XEGEM-AM
- Metepec, Mexico, Mexico; Mexico;
- Broadcast area: Toluca
- Frequency: 1600 AM
- Branding: Mexiquense Radio

Ownership
- Owner: Gobierno del Estado de México
- Sister stations: XHGEM-FM, XHGEM-TDT

History
- First air date: May 18, 1983
- Call sign meaning: Gobierno del Estado de México

Technical information
- Class: B
- Power: 2,500 watts day 250 watts night

Links
- Webcast: Listen live
- Website: sistemamexiquense.mx/radio

= XEGEM-AM =

Radio station in Metepec, Mexico, Mexico

XEGEM-AM is a radio station in Metepec, State of Mexico, Mexico on 1600 AM, owned by the government of the State of Mexico. It is part of the Radio Mexiquense state radio network and is its flagship on AM, broadcasting to the state capital of Toluca.

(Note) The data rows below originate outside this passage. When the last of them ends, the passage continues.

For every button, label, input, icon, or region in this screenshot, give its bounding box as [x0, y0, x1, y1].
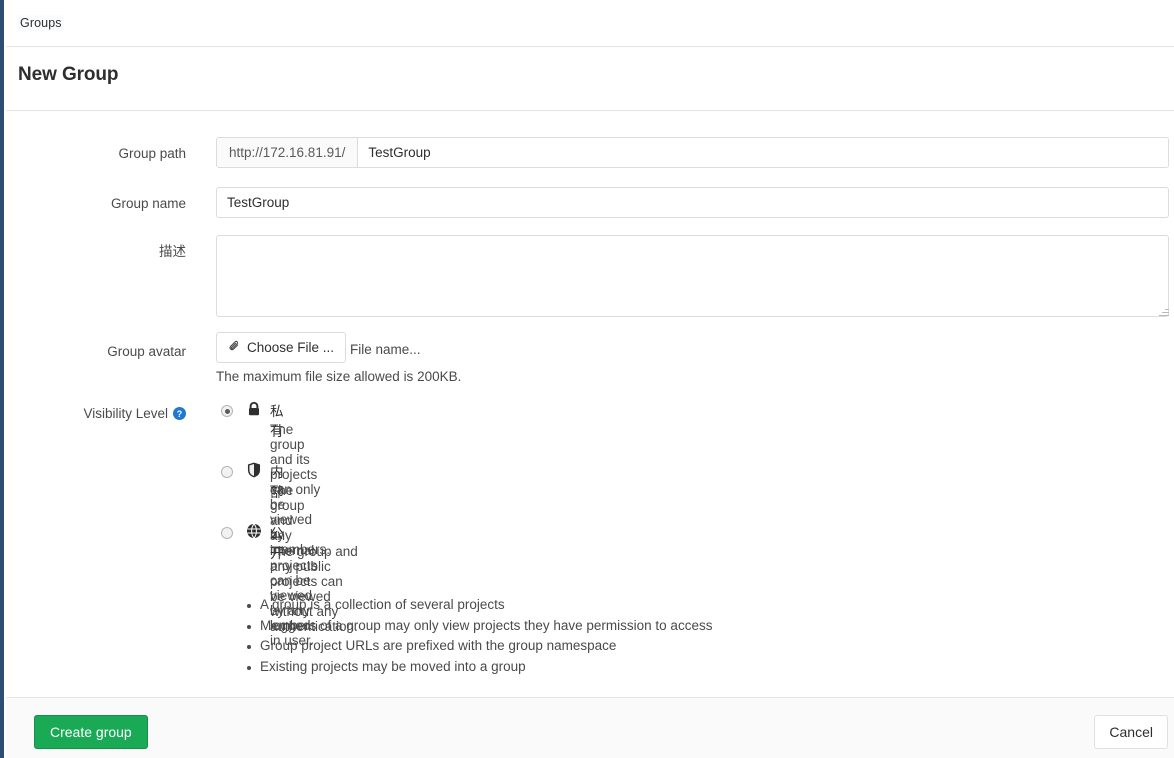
paperclip-icon: [228, 340, 240, 355]
visibility-radio-public[interactable]: [221, 527, 233, 539]
list-item: Existing projects may be moved into a gr…: [260, 657, 712, 678]
choose-file-button-label: Choose File ...: [247, 340, 334, 355]
choose-file-button[interactable]: Choose File ...: [216, 332, 346, 363]
new-group-form: Group path http://172.16.81.91/ TestGrou…: [6, 111, 1174, 697]
breadcrumb-groups[interactable]: Groups: [18, 15, 64, 31]
group-avatar-label: Group avatar: [6, 343, 186, 361]
visibility-radio-private[interactable]: [221, 405, 233, 417]
list-item: Members of a group may only view project…: [260, 616, 712, 637]
shield-icon: [246, 462, 262, 478]
page-title: New Group: [18, 64, 118, 86]
new-group-page: Groups New Group Group path http://172.1…: [0, 0, 1174, 758]
group-path-prefix: http://172.16.81.91/: [217, 138, 358, 167]
group-notes-list: A group is a collection of several proje…: [242, 595, 712, 677]
breadcrumb-bar: Groups: [6, 0, 1174, 47]
list-item: Group project URLs are prefixed with the…: [260, 636, 712, 657]
page-title-bar: New Group: [6, 47, 1174, 111]
group-name-label: Group name: [6, 195, 186, 213]
form-footer: Create group Cancel: [6, 697, 1174, 758]
list-item: A group is a collection of several proje…: [260, 595, 712, 616]
lock-icon: [246, 401, 262, 417]
group-path-input[interactable]: TestGroup: [358, 138, 1168, 167]
question-circle-icon[interactable]: ?: [173, 407, 186, 420]
avatar-size-hint: The maximum file size allowed is 200KB.: [216, 369, 461, 384]
cancel-button[interactable]: Cancel: [1094, 715, 1168, 749]
create-group-button[interactable]: Create group: [34, 715, 148, 749]
visibility-level-label: Visibility Level?: [6, 405, 186, 423]
group-name-input[interactable]: TestGroup: [216, 187, 1169, 218]
globe-icon: [246, 523, 262, 539]
description-label: 描述: [6, 243, 186, 261]
visibility-radio-internal[interactable]: [221, 466, 233, 478]
description-textarea[interactable]: [216, 235, 1169, 317]
group-path-label: Group path: [6, 145, 186, 163]
group-path-input-group[interactable]: http://172.16.81.91/ TestGroup: [216, 137, 1169, 168]
file-name-text: File name...: [350, 342, 421, 357]
svg-text:?: ?: [177, 409, 182, 419]
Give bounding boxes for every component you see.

XEGEM signed on May 18, 1983 along with XETUL-AM 1080 in Tultitlán, XETEJ-AM 1250 in Tejupilco and XEATL-AM 1520 in Atlacomulco (now XHATL-FM 105.5).

In 1984, television station XHGEM-TV took to air, and in 2002, XHGEM-FM 91.7 came to air. XEGEM and XHGEM FM have separate program schedules.